Sin embargo, en nuestro país la justicia continúa utilizando el SAP a «modo de camuflaje», con otros nombres como los mencionados anteriormente. Alcanza con decir que “la madre tiene un relato fabulador” para perder toda credibilidad en la palabra del niño. Si el niño se anima a poner en palabras el abuso perpetrado por su padre, su voz en alto termina por convertirse en una fábula. Así es como se prosigue con el desmantelamiento subjetivo del niño que ahora, además de encontrarse ante la necesidad de elaboración del trauma, debe soportar la re-victimización constante por parte de los juristas.
Sin ir más lejos el caso de Andrea Vásquez y el de Jacqueline Chañy, dos madres luchadoras que comparten su dolor ante el secuestro de sus hijos por orden de un juez, son un fiel ejemplo entre tantos otros de cómo los niños sufren tal desamparo y se les dispara una y otra vez al psiquismo ya vulnerado. En ambos casos el SAP fue la salida perfecta para borrar los valores que queremos defender y sostener.

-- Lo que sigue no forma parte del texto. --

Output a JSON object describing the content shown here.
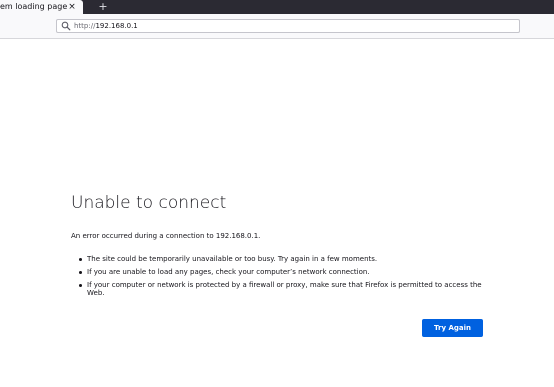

No alcanza con hablar de los derechos del niño, hay que defenderlos, respetarlos y perpetuarlos. Existen organizaciones de padres que albergan padres abusadores y/o violentos. ¿Qué fines persigue el poder judicial al darle la tenencia a un padre abusador?
El SAP responde a intereses específicos: defender al victimario del acto corrupto. Si la madre está loca, entonces el padre es una pobre víctima de la locura ajena. Es que el objetivo es cambiar el foco para conseguir el mutismo de los tantos abusos sexuales infantiles en las familias y mantener el orden social establecido. A lo largo del proceso, el niño termina repitiendo incansablemente aquello que con tanto trabajo ha podido poner en palabras, intentando darle cauce a tanto dolor, para que la oreja jurídica termine por convertirse en un dedo acusatorio tan abusivo como el propio abusador.
No queremos una justicia corporativa y con intereses aledaños al dolor y a la miseria humana. Queremos hacer valer el valor de la justicia. Los niños deben tener y mantener sus derechos para que nuevas generaciones puedan ser nombradas seres humanos y no monstruos criados por un sistema perverso.
Los abusadores
El 97,5% de los casos de abuso familiar infantil se producen en un ámbito intrafamiliar. El perpretador es el padre biológico en el 43,5% de los casos; abuelos, tíos, hermanos mayores o primos en un 23,7%; conocidos de la familia en un 17,5%; y padrastros en un 13,8%. Sólo en el 2% de los casos, el abuso es perpetrado por una figura femenina.